デューク・アドリブ帖

超絶変態ジャズマニア『デューク・M』の独断と偏見と毒舌のアドリブ帖です。縦横無尽、天衣無縫、支離滅裂な展開です。

ビル・クロウが背負ったベースと苦労

2010-12-19 08:23:46 | Weblog
 「バードランドが僕の出身校だ。(中略)自ら範を垂れて教育してくれる輝かしき教授陣は、世界最高のジャズ・ミュージシャンたちであり、その学長とでもいうべきはチャーリー・パーカーだった。」の書き出しはベーシストのビル・クロウ著「さよならバードランド」(村上春樹訳、新潮社刊)である。バードランドとはパーカーのニックネームから付けられたジャズクラブで、副題のように「あるジャズ・ミュージシャンの回想」が綴られている。

 ジェリー・マリガン「ナイト・ライツ」、スタン・ゲッツ・プレイズ、アル・ヘイグのEsoteric盤、ジャズ史を彩る名盤に参加しながらも意外にその名前は知られていない。それは派手なソロを取らないことと、決して輪を乱さない堅実なバッキングによる。ベーシストにはふたつのタイプがあり、オスカー・ペティフォードやレイ・ブラウンのように華麗なプレイで前面に出るタイプと、クロウのように常にバックでリズムを支えることに専念するタイプだ。黒子的存在の後者は損なタイプに思えるが、歌舞伎でも静止画的画面構成を支える黒子がいてこそ役者が映えるように、ジャズもまた同じでステージに欠かせない重要な存在である。

 この著書がきっかけとなって95年に録音されたのがこのアルバムで、何とこれが初リーダー・アルバムというから驚く。クロウは当初ドラマーとしてマイク・レイニーに雇われ、次いでグレン・ムーア楽団ではトロンボーンを吹いていたという。
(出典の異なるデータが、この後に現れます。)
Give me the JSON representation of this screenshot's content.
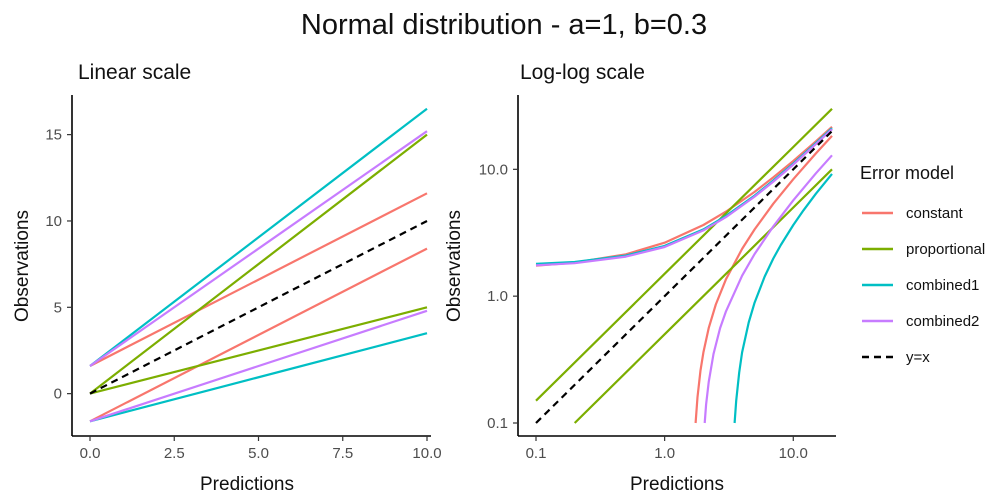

そしてベーシストとして名前が知られるようになったのはテディ・チャールズのバンドに加わったころで、ベーシストとしてのキャリア40年目にしての初リーダー作になる。オリジナルを数曲とスタンダードのバランスの取れた構成で、なかでも「ジャスト・フレンズ」は、このセッションに駆けつけたテナー奏者のカーメン・レギオやギタリストのジョー・コーンとの旧交を温めるに相応しい曲だ。

 おそらくクロウにとって初めての長いベースソロは、その文章の語り口と同じように温かく優しい。行間からにじみ出る共演したミュージシャンへの愛情を、そのままベースの一音一音に重ねているようだ。そして人柄なのだろう、どこまでも控え目で、常に周りのプレイヤーを立てることを忘れない。ときに我がままで勝手なスタープレイヤーとバードランドが衝突したときに仲裁に入ったクロウの苦労もこのアルバムで報われたかもしれない。